At Diamond Peak, above the ski resort in Incline Village, another enitre ridgeline covered in boulders got developed. Newcomer Adam Wernham got the ball rolling up there with friends Niko Georghiou and Kevin Swanson. Then myself, my brother Mike, Roman, Seth and Kevin Jones joined the party. Many sweet lines went in, with about 50 problems so far from Vb to V6. The views here are great and the climbing is worthy.
Also at Diamond Peak, on the adjacent ridgeline mentioned a few posts back, more lines went in, including a few harder ones. Roman added “Michighan Noiseless” v9, the hardest line to date up here. Another good one, “Fully Stocked Fridge” v5 went up as well. We pushed up the hill 10 minutes above the first cluster and you guessed it, more boulders. Just scratched the surface up here with about 10 problems and left alot untouched.
Several other lines got mapped on The Anti Queen Boulder. We were not sure exactly what had been done and what had not, in any event they are cleaned and on the map now. Seth did two V9 crimps problems on the backside of the boulder that go over a small roof. I did a fun v4 arête to the right of “The Anti Queen” that has a crux start and an easy, tall finish. Most of the problems were filthy and felt unclimbed, but you just can’t tell sometimes. Everyone I talked to about this boulder said they didnt do much on this monster block.

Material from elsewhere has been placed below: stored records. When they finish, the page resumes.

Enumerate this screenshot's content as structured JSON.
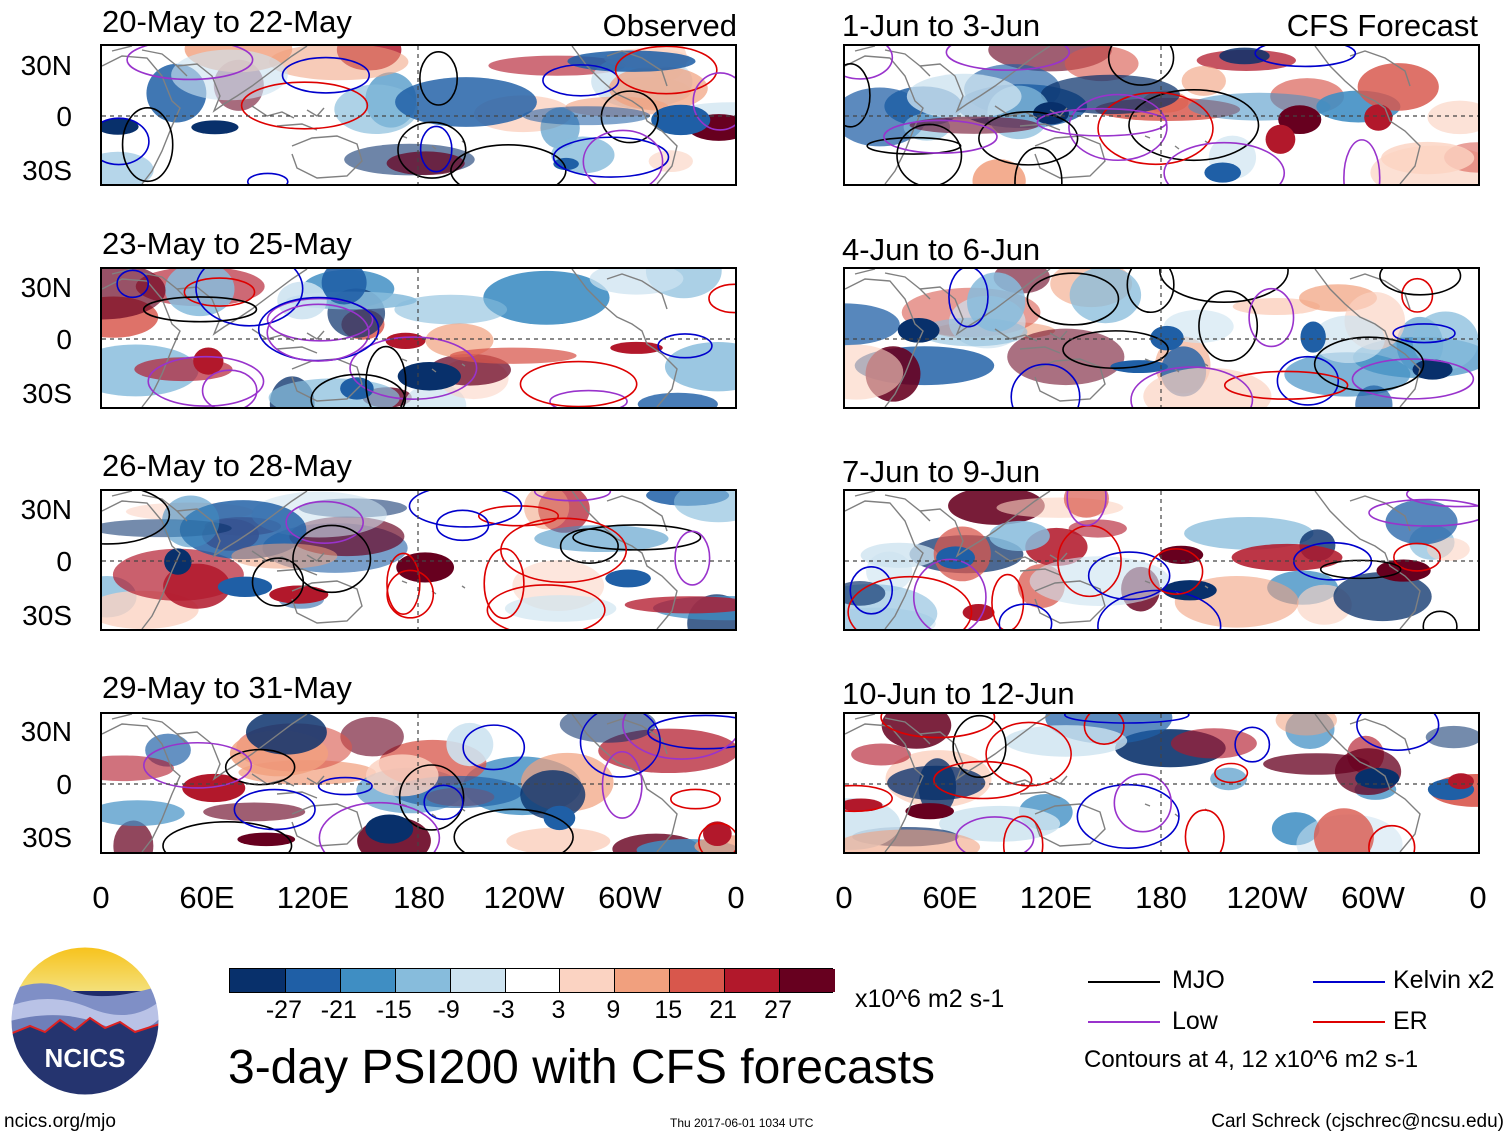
{
  "colors": {
    "mjo": "#000000",
    "low": "#9933cc",
    "kelvin": "#0000cc",
    "er": "#dd0000",
    "coast": "#808080"
  },
  "panels": [
    {
      "id": "p1",
      "title": "20-May to 22-May",
      "label": "Observed"
    },
    {
      "id": "p2",
      "title": "23-May to 25-May",
      "label": ""
    },
    {
      "id": "p3",
      "title": "26-May to 28-May",
      "label": ""
    },
    {
      "id": "p4",
      "title": "29-May to 31-May",
      "label": ""
    },
    {
      "id": "p5",
      "title": "1-Jun to 3-Jun",
      "label": "CFS Forecast"
    },
    {
      "id": "p6",
      "title": "4-Jun to 6-Jun",
      "label": ""
    },
    {
      "id": "p7",
      "title": "7-Jun to 9-Jun",
      "label": ""
    },
    {
      "id": "p8",
      "title": "10-Jun to 12-Jun",
      "label": ""
    }
  ],
  "lat_labels": [
    "30N",
    "0",
    "30S"
  ],
  "lon_labels": [
    "0",
    "60E",
    "120E",
    "180",
    "120W",
    "60W",
    "0"
  ],
  "colorbar": {
    "colors": [
      "#08306b",
      "#1f5fa6",
      "#3f8ec3",
      "#87bcdc",
      "#cde3f0",
      "#ffffff",
      "#fbd3c2",
      "#f1a07e",
      "#d8574c",
      "#b2182b",
      "#67001f"
    ],
    "ticks": [
      "-27",
      "-21",
      "-15",
      "-9",
      "-3",
      "3",
      "9",
      "15",
      "21",
      "27"
    ],
    "units": "x10^6 m2 s-1"
  },
  "legend": {
    "mjo": "MJO",
    "kelvin": "Kelvin x2",
    "low": "Low",
    "er": "ER",
    "contours": "Contours at 4, 12 x10^6 m2 s-1"
  },
  "main_title": "3-day PSI200 with CFS forecasts",
  "logo_text": "NCICS",
  "footer": {
    "url": "ncics.org/mjo",
    "timestamp": "Thu 2017-06-01 1034 UTC",
    "author": "Carl Schreck (cjschrec@ncsu.edu)"
  }
}
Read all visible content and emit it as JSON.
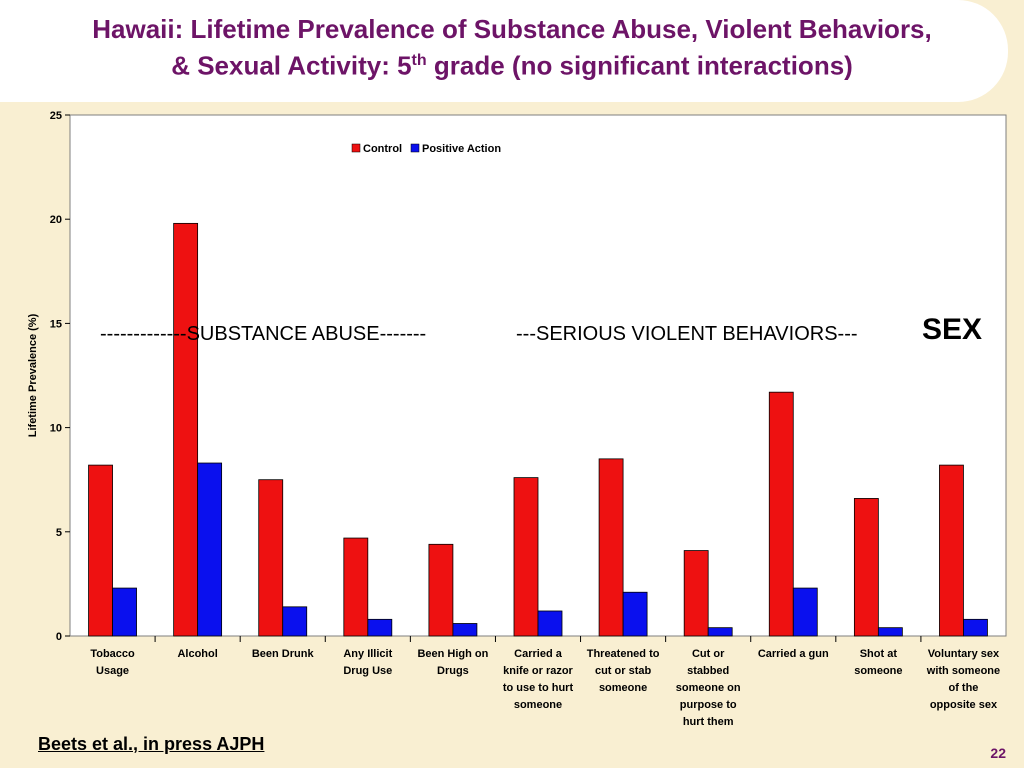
{
  "slide": {
    "title_line1": "Hawaii: Lifetime Prevalence of Substance Abuse, Violent Behaviors,",
    "title_line2_pre": "& Sexual Activity: 5",
    "title_line2_sup": "th",
    "title_line2_post": " grade (no significant interactions)",
    "citation": "Beets et al., in press AJPH",
    "page_number": "22",
    "annotations": {
      "substance": "-------------SUBSTANCE ABUSE-------",
      "violent": "---SERIOUS VIOLENT BEHAVIORS---",
      "sex": "SEX"
    }
  },
  "colors": {
    "control": "#ee1111",
    "positive_action": "#0a10ee",
    "title": "#6d1467",
    "background": "#f9efd2"
  },
  "chart_data": {
    "type": "bar",
    "ylabel": "Lifetime Prevalence (%)",
    "ylim": [
      0,
      25
    ],
    "yticks": [
      0,
      5,
      10,
      15,
      20,
      25
    ],
    "grid": false,
    "legend_position": "top-center",
    "categories": [
      [
        "Tobacco",
        "Usage"
      ],
      [
        "Alcohol"
      ],
      [
        "Been Drunk"
      ],
      [
        "Any Illicit",
        "Drug Use"
      ],
      [
        "Been High on",
        "Drugs"
      ],
      [
        "Carried a",
        "knife or razor",
        "to use to hurt",
        "someone"
      ],
      [
        "Threatened to",
        "cut or stab",
        "someone"
      ],
      [
        "Cut or",
        "stabbed",
        "someone on",
        "purpose to",
        "hurt them"
      ],
      [
        "Carried a gun"
      ],
      [
        "Shot at",
        "someone"
      ],
      [
        "Voluntary sex",
        "with someone",
        "of the",
        "opposite sex"
      ]
    ],
    "series": [
      {
        "name": "Control",
        "values": [
          8.2,
          19.8,
          7.5,
          4.7,
          4.4,
          7.6,
          8.5,
          4.1,
          11.7,
          6.6,
          8.2
        ]
      },
      {
        "name": "Positive Action",
        "values": [
          2.3,
          8.3,
          1.4,
          0.8,
          0.6,
          1.2,
          2.1,
          0.4,
          2.3,
          0.4,
          0.8
        ]
      }
    ]
  }
}
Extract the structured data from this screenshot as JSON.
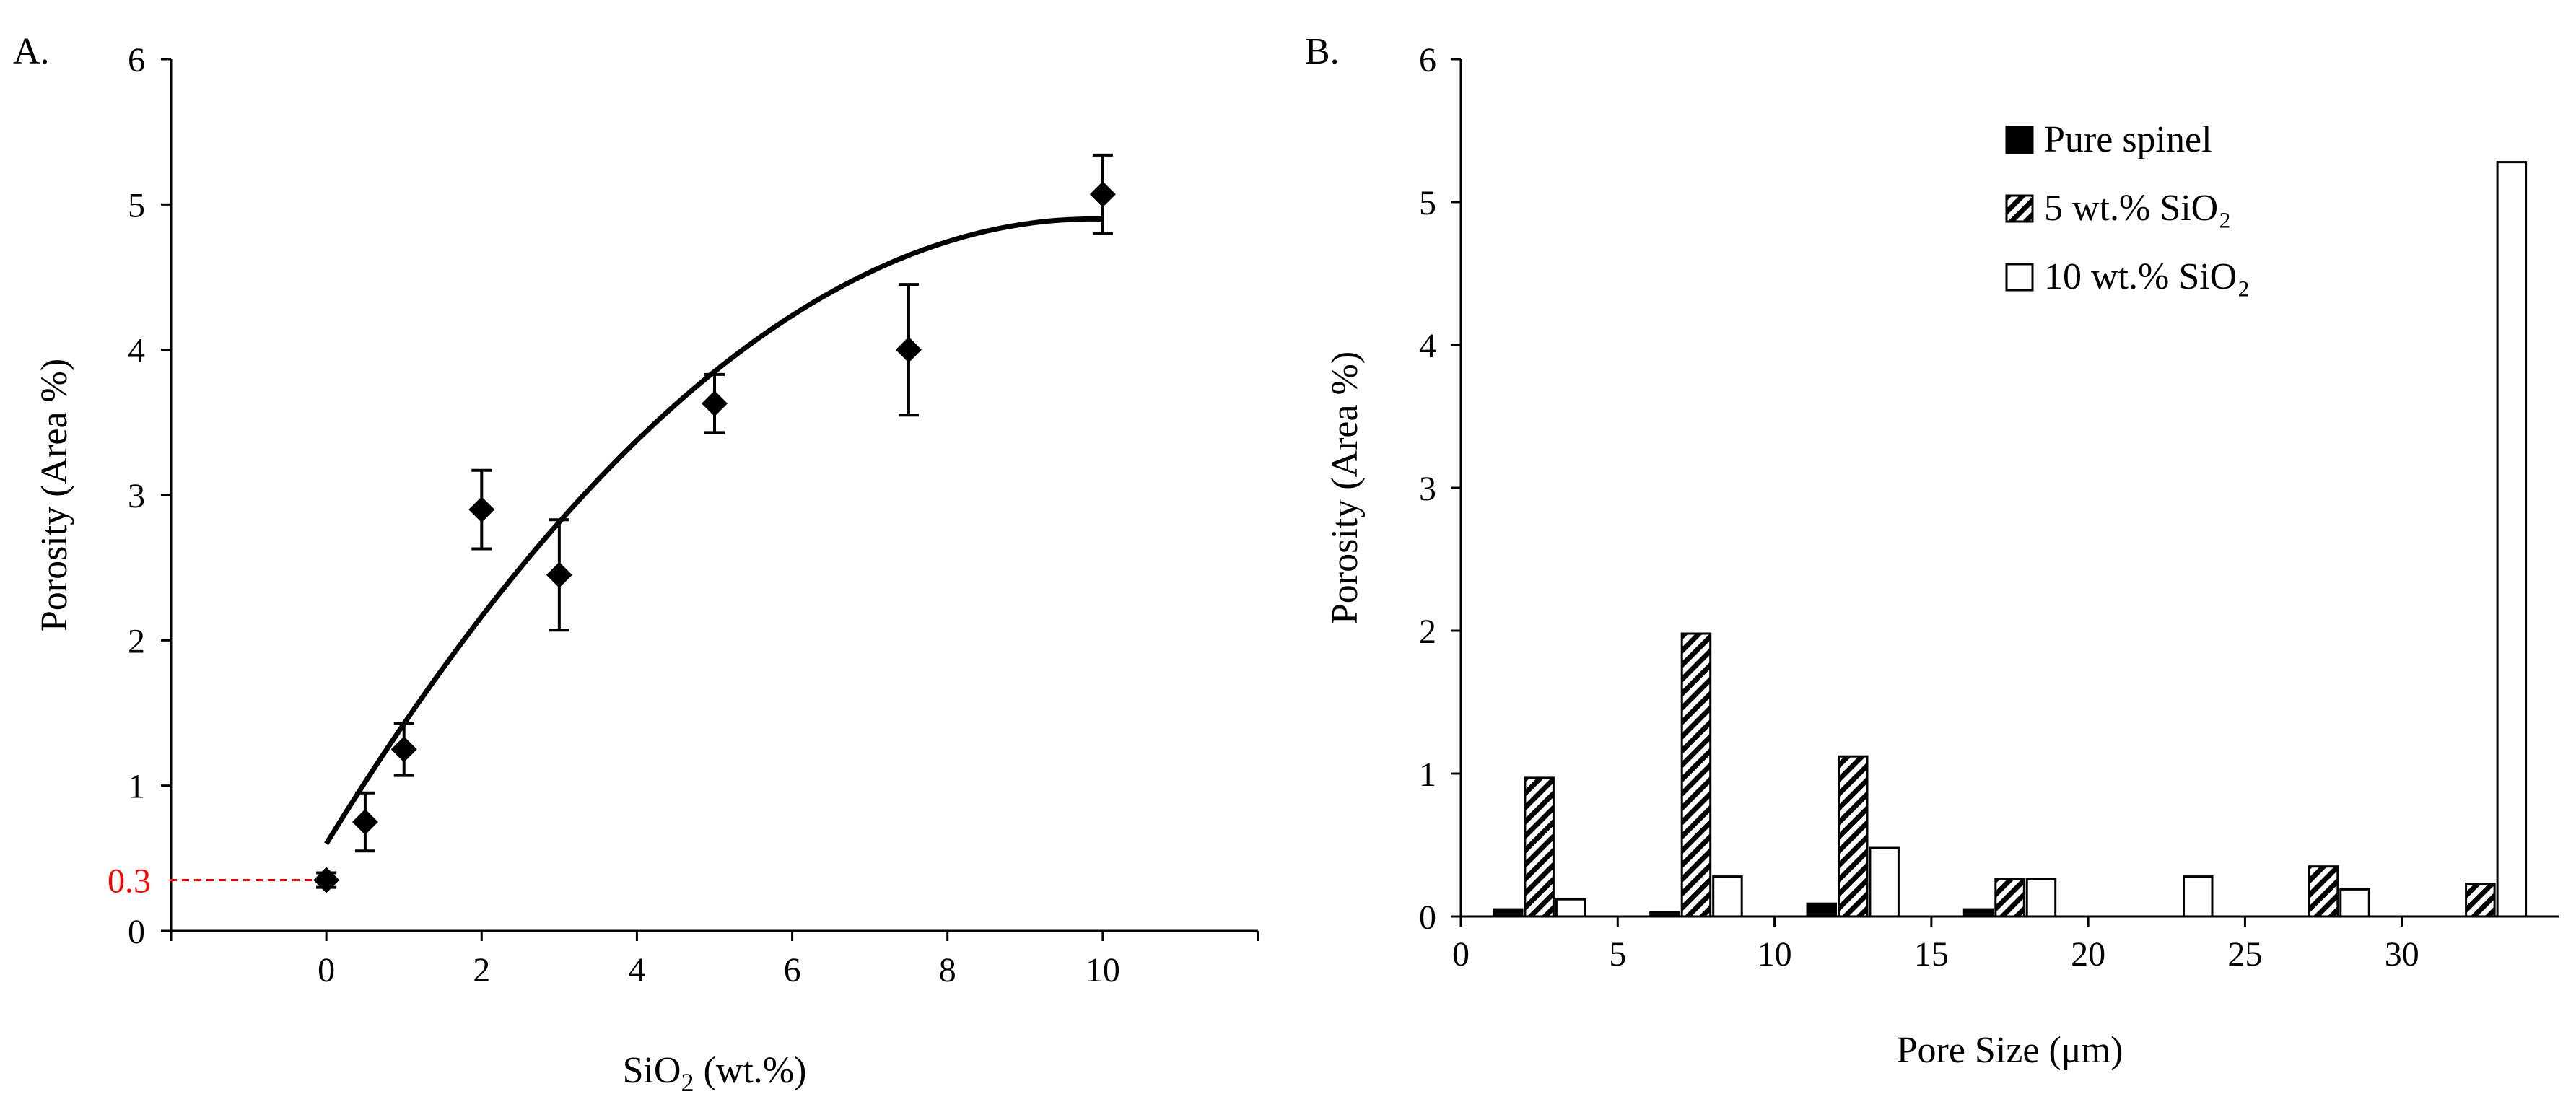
{
  "chart_data": [
    {
      "panel_label": "A.",
      "type": "scatter",
      "xlabel_main": "SiO",
      "xlabel_sub": "2",
      "xlabel_rest": " (wt.%)",
      "ylabel": "Porosity (Area %)",
      "xlim": [
        -2,
        12
      ],
      "ylim": [
        0,
        6
      ],
      "x_ticks": [
        0,
        2,
        4,
        6,
        8,
        10
      ],
      "y_ticks": [
        0,
        1,
        2,
        3,
        4,
        5,
        6
      ],
      "points": [
        {
          "x": 0,
          "y": 0.35,
          "err": 0.05
        },
        {
          "x": 0.5,
          "y": 0.75,
          "err": 0.2
        },
        {
          "x": 1,
          "y": 1.25,
          "err": 0.18
        },
        {
          "x": 2,
          "y": 2.9,
          "err": 0.27
        },
        {
          "x": 3,
          "y": 2.45,
          "err": 0.38
        },
        {
          "x": 5,
          "y": 3.63,
          "err": 0.2
        },
        {
          "x": 7.5,
          "y": 4.0,
          "err": 0.45
        },
        {
          "x": 10,
          "y": 5.07,
          "err": 0.27
        }
      ],
      "fit_curve": {
        "x_range": [
          0,
          10
        ],
        "coefficients": [
          0.6,
          0.87,
          -0.044
        ]
      },
      "annotation": {
        "label": "0.3",
        "y": 0.35,
        "color": "#ff0000"
      }
    },
    {
      "panel_label": "B.",
      "type": "bar",
      "xlabel": "Pore Size (μm)",
      "ylabel": "Porosity (Area %)",
      "xlim": [
        0,
        35
      ],
      "ylim": [
        0,
        6
      ],
      "x_ticks": [
        0,
        5,
        10,
        15,
        20,
        25,
        30
      ],
      "y_ticks": [
        0,
        1,
        2,
        3,
        4,
        5,
        6
      ],
      "bar_width": 1,
      "series": [
        {
          "name": "Pure spinel",
          "legend_label": "Pure spinel",
          "style": "solid",
          "color": "#000000",
          "x": [
            1.5,
            6.5,
            11.5,
            16.5,
            21.5,
            26.5,
            31.5
          ],
          "values": [
            0.05,
            0.03,
            0.09,
            0.05,
            0,
            0,
            0
          ]
        },
        {
          "name": "5 wt.% SiO2",
          "legend_label": "5 wt.% SiO₂",
          "style": "hatched",
          "color": "#000000",
          "x": [
            2.5,
            7.5,
            12.5,
            17.5,
            22.5,
            27.5,
            32.5
          ],
          "values": [
            0.97,
            1.98,
            1.12,
            0.26,
            0,
            0.35,
            0.23
          ]
        },
        {
          "name": "10 wt.% SiO2",
          "legend_label": "10 wt.% SiO₂",
          "style": "open",
          "color": "#ffffff",
          "x": [
            3.5,
            8.5,
            13.5,
            18.5,
            23.5,
            28.5,
            33.5
          ],
          "values": [
            0.12,
            0.28,
            0.48,
            0.26,
            0.28,
            0.19,
            5.28
          ]
        }
      ],
      "legend_position": "top-right"
    }
  ]
}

At Burnside Lake on the Lost & Found boulder, Roman Yalowitz did problem #11, listed as a project. We think it’s the FA, and it’s about v7.
At Split Rock by Donner Lake I wanted to mention one route that is not in the guide to avoid confusion. Some climbers have been having trouble identifying the lines. If you start on Physics Project and exit early and right up the corner it’s called “Essence of Gonzo” and it’s v8. “Physics Project Direct” takes a more left exit.
A private property issue has came on the radar. At Pot of Gold, The Icebergs now have no tresspassing signs around them. The parcel is huge and remote and is currently being logged by the owners. They are asking peolple not to climb here. Enter at your own risk…The good news is that the majority of the climbing at Pot of Gold, including everything but The Icebergs seems to be ok for now.